ModuleNotFoundError: No module named 'tensorflow.python.types'
arghyaganguly commented 3 years ago

@VinuraD , thanks for reporting this issue. I tried reproducing this issue with the steps and versions mentioned in your comment and faced same errors. I've also tried with a conda environment using :

a)tensorflow-gpu==2.2.1 b)tensorflow-text==2.2.0 c)tensorflow-hub==0.12.0 d)python 3.8.10

by following the below steps:-

a)pip install tensorflow-gpu==2.2.1 b)pip install tensorflow-text==2.2.0 installs tensorflow==2.2.3 (doesn't uninstall tensorflow-gpu==2.2.1) c)pip install tensorflow-hub==0.12.0

after this when i import tensorflow,tensorflow_text and tensorflow_hub using import statements in a notebook with the conda kernel ,i donot face any error.The tensorflow version is also being shown as 2.2.1 (gpu). Also, i've set my cuda device in the notebook by :- !export CUDA_VISIBLE_DEVICES=0

VinuraD commented 3 years ago

Hi, I later tried with tensorflow-gpu v.2.4.1 (which is shown as the next available & compatible version in conda search). and used (Python 3.7, CUDA 10.1)

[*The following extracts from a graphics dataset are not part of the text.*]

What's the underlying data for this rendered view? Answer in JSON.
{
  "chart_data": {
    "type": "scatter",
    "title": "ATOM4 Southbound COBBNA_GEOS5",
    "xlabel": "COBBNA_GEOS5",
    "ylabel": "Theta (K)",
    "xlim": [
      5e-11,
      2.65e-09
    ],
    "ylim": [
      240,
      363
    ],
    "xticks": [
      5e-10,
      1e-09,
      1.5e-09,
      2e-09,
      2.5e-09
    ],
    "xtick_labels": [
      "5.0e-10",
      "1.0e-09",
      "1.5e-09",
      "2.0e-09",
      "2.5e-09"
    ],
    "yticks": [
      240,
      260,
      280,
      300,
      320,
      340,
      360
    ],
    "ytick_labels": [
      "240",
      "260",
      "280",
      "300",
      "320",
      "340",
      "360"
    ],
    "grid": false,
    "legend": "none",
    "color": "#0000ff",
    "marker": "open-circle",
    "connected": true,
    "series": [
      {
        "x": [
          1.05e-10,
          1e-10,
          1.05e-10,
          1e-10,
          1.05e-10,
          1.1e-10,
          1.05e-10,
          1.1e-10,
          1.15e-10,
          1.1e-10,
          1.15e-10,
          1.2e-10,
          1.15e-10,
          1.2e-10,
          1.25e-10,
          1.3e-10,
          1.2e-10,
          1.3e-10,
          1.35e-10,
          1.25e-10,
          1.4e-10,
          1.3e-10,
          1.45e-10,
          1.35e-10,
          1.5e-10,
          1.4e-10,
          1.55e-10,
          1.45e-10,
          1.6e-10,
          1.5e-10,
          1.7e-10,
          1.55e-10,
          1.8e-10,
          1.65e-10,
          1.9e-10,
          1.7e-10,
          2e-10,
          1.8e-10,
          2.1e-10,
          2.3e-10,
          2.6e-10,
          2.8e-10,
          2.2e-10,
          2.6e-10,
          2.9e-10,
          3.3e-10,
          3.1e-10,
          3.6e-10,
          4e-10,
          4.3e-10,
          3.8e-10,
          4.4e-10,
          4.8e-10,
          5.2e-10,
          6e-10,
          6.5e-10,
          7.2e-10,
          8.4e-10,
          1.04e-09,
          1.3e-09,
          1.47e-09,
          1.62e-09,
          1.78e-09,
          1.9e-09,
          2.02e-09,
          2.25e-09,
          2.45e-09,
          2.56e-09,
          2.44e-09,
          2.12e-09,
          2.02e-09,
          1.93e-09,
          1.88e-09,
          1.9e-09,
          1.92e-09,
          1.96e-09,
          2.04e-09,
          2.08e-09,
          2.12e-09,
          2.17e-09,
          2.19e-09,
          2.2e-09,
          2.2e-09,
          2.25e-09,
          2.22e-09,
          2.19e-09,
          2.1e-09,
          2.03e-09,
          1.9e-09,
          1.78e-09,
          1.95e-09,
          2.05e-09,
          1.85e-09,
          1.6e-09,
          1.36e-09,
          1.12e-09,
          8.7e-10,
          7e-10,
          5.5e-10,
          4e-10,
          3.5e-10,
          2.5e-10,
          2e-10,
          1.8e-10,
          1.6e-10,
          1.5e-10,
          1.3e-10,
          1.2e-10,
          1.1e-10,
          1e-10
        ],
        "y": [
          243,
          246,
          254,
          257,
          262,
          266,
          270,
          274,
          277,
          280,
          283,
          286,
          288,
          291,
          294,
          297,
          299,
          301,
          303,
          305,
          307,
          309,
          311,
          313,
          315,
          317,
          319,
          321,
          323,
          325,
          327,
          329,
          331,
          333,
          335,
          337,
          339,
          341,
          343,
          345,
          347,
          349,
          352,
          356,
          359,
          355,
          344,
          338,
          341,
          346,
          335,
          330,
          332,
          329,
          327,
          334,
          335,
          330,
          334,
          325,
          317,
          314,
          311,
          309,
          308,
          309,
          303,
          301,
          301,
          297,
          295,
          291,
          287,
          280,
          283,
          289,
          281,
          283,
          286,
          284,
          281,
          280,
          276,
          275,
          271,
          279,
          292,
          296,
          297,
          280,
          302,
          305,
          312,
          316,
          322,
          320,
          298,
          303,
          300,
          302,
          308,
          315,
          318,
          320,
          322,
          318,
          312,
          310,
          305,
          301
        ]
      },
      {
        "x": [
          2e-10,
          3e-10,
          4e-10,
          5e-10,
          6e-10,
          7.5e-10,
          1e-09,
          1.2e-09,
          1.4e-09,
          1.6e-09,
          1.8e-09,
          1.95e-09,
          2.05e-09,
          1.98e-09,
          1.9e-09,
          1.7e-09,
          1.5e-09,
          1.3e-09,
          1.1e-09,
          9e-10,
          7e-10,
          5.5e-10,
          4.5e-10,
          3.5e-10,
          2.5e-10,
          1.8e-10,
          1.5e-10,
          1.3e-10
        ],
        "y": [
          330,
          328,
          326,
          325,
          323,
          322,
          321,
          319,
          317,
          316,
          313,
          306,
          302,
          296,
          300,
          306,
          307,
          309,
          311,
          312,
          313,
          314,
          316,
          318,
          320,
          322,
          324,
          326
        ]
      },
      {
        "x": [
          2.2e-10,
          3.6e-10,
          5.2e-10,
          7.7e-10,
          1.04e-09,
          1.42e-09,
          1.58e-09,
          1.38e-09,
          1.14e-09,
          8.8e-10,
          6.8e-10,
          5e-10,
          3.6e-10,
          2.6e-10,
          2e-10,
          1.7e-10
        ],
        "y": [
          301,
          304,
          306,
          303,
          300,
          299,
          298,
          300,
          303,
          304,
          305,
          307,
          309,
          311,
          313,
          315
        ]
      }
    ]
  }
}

pip install tensorflow-text==2.4.1
pip install tf-models-official==2.4.0

then I get an error simiar to https://github.com/tensorflow/text/issues/385, except there gpu is not used.

MorganR commented 3 years ago

Hi @VinuraD, can you please provide a code sample that demonstrates where the error happens, and the original error text?

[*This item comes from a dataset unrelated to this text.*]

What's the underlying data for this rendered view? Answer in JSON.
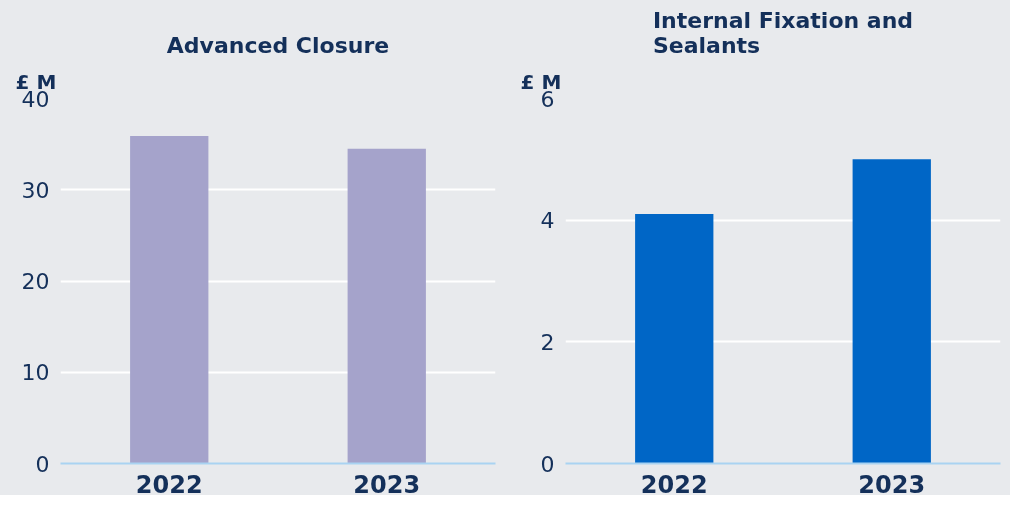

Generally speaking, it sounds like you are running into a compatibility issue between the versions of tensorflow-text and tensorflow that you are using. It sounds like the version requirements that tensorflow-text imposes on tensorflow are quite strict. I suspect the issue might be that you are using the gpu version of tensorflow, instead of the cpu version.

How are you installing tensorflow? Based on previous questions in the TF Text repo (example), the recommended approach is to install your tensorflow version after you install tensorflow-text.

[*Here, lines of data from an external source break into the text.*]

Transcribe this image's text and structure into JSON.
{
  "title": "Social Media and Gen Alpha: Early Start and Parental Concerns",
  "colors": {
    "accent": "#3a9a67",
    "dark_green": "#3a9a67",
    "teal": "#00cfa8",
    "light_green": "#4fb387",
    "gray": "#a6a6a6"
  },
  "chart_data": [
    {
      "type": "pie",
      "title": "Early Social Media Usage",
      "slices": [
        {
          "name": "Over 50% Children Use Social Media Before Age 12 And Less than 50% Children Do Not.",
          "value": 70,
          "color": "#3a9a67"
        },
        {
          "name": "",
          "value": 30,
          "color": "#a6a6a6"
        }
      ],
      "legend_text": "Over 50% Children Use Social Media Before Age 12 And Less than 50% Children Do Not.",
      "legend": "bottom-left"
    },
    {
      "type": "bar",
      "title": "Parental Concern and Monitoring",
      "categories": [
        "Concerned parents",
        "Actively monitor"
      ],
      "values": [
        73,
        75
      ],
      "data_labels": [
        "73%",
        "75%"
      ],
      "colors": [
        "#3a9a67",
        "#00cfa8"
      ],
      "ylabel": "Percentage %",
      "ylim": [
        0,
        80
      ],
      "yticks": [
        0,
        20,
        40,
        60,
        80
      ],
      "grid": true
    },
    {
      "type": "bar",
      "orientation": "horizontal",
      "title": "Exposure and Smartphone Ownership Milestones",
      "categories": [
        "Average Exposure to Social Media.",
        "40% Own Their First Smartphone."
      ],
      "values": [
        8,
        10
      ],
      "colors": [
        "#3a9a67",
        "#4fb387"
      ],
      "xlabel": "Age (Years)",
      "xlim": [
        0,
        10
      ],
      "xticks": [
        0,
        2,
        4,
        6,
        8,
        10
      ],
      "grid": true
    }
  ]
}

VinuraD commented 3 years ago

@MorganR The error text related to my original issue is mentioned in my first comment. The error text related to the 2nd comment is here https://github.com/tensorflow/text/issues/644 (which I opened separately). Will this be sufficient?

I am installing tensorflow-gpu first (before installing the tensorflow-text), using conda install -c anaconda tensorflow-gpu==2.4.1 in a conda virtual env, which is a setup working with other gpu related runs. Only this came up with errors.

The CPU is enough just to get the embeddings. But it takes a lot of time for fine tuning the model with added layers only with CPU.

MorganR commented 3 years ago

Thanks for clarifying and for opening tensorflow/text#644. Since all these issues are related to compatibility between your tensorflow-text and tensorflow versions, and are not related to TF Hub, I am closing this issue.